This Python project implements a compute-intensive data mining task on workstation devices capable of parallel computation. A particular data science algorithm for feature ranking is implemented in the OpenCL framework and compared to an unaccelerated version written in Python (NumPy).
This project was built and tested on Windows 10 64-bit, with up-to-date CPU and GPU drivers.

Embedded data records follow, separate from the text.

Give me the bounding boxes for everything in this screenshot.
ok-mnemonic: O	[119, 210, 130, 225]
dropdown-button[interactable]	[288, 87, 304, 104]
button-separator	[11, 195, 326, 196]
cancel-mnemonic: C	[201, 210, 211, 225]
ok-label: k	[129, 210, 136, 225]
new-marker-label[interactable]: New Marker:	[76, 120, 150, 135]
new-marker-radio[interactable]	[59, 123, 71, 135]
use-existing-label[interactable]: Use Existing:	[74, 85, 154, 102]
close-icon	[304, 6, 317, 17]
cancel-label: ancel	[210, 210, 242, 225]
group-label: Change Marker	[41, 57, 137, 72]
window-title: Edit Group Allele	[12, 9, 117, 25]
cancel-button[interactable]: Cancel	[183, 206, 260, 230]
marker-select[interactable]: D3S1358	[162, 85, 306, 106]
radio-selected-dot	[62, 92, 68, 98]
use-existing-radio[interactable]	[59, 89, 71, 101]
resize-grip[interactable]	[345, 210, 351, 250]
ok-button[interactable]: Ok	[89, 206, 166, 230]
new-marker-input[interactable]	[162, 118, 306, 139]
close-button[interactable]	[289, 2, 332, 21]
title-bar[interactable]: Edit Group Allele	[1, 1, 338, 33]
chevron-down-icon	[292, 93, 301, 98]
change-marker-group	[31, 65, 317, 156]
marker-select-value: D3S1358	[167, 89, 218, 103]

You'll need at least one OpenCL device discoverable on your workstation, a "recent" version of Anaconda (eg, 2021.05), a Git client like Git Bash available at the Anaconda command line, and a local directory on your workstation where your code repositories are housed.
-
Open the Anaconda CMD prompt into the Conda (base) environment.
-
Change to your preferred local repository base directory:
cd C:\Users\your-user-name\...\your-local-repos>
-
Clone the FeatureRanking project GitHub repository:
-
Change to the FeatureRanking project root directory:
cd .\FeatureRanking
-
Create the Conda environment for the project:
conda env create --file environment.yml
-
After packages have loaded, activate the new Conda environment:
conda activate feature_ranking
-
To run Python programs, change to the .\src folder:
cd .\src
-
The quick-demo program will dump a list of available OpenCL devices and run a very small OpenCL workload on each one:
python quick_demo.py
-
A few unit tests can be run:
python run_tests.py
-
Run the main program:
python feature_ranking.py
-
More information on setup is available in the project Wiki.
More information about feature ranking, OpenCL, the experimental approach of this project, and results are described in the project Wiki.
Credits, attributions, and works consulted are summarized in the project Wiki.
This project fullfilled requirements for the Summer 2021 Code Louisville Python session.
-
Implements a “master loop” console application where the user can repeatedly enter commands/perform actions, as seen in
./src/feature_ranking.py
-
Creates and uses a dictionary or list, as seen in
./src/prep_data.py
-
Reads data from external JSON and CSV files, as seen in
./src/prep_data.py
-
Function calls that return values are used throughout, for example
./src/fr_opencl.py ./src/feature_ranking.py
-
Implements a "stretch" goal: setup and testing of the OpenCL framework.